Publicado em 14/06/2010 17:26 304 exibições


A expectativa de uma safra de grãos recorde para o período 2009-2010 deixou o secretário de Política Agrícola do Ministério da Agricultura, Pecuária e Abastecimento (Mapa), Edílson Guimarães, com a certeza de que não haverá, no Brasil, problemas de abastecimento desses produtos no Brasil. Nem mesmo o feijão, que entre os grãos foi o que apresentou maiores altas de preço, preocupa o secretário.

A garantia do secretário foi reforçada pela equipe de técnicos da Companhia Nacional de Abastecimento (Conab), durante a apresentação dos resultados do nono levantamento da safra 2009-2010.

“Nós disponibilizamos feijão dos nossos estoques e a falta de compradores indica que o motivo da alta é meramente especulativo. Portanto o mercado deve se estabilizar daqui a 15 dias ou um mês”, disse o diretor de Operações da Conab, Rogério Colombini.

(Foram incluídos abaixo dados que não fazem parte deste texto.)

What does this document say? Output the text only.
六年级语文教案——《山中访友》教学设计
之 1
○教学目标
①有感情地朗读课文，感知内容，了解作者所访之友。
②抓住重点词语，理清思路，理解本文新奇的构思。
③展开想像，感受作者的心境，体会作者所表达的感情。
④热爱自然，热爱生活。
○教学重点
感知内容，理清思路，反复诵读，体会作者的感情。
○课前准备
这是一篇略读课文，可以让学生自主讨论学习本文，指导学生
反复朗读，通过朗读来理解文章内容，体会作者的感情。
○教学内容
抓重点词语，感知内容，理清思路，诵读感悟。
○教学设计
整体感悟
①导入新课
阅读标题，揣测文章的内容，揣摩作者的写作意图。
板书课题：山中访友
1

O aumento do preço do feijão se deveu à escassez de feijão novo na praça, no período entre a segunda e a terceira safra. Mas, segundo o diretor de Política Agrícola e Informações da Conab, Sílvio Porto, a terceira safra dá uma projeção de que haverá recuperação, por causa do aumento de área plantada, não havendo, portanto, preocupação falta.

“Para sinalizar que o governo atuará para segurar o preço, a Conab disponibilizou o feijão que estava nos estoques públicos pelo preço de R$ 90 [a saca]. Praticamente não conseguimos comercializar o produto, que está sendo vendido a R$ 140”, informou Porto.

Já o diretor da Correpar, Marcelo Luders, contesta as alegações dos tecnicos do Governo, dizendo que os cerealistas não poderiam estar especulando com o feijão pois o produto escurece e perde valor. Este é o mesmo motivo do fracasso de vendas do estoque do Governo, que colocou preço alto demais para um produto que perdeu a cor ao fica estocado nos armazens. O escurecimento é um "defeito" genético da variedade carioca.



Mas a alta pontual do feijão não diminuiu o otimismo do secretário do Ministério da Agricultura. “Chegamos a uma safra recorde, e isso é muito bom para o país porque garante que não teremos problemas de abastecimento. Os preços estarão mais baixos para os consumidores e, com o apoio do governo, o produtor terá seus preços garantidos”, disse Guimarães.

Segundo ele, o crescimento da safra brasileira se deve, em primeiro lugar, ao “clima bastante favorável”. Além disso, ele aponta o fato de os preços estarem remunerando de forma satisfatória os produtores. “Como há perspectiva de uma boa remuneração, eles plantaram e, com a ajuda do clima, a colheita foi boa”.

A estimativa da Conab é de que a safra de grãos para período 2009-2010 chegue a 146,9 milhões de toneladas.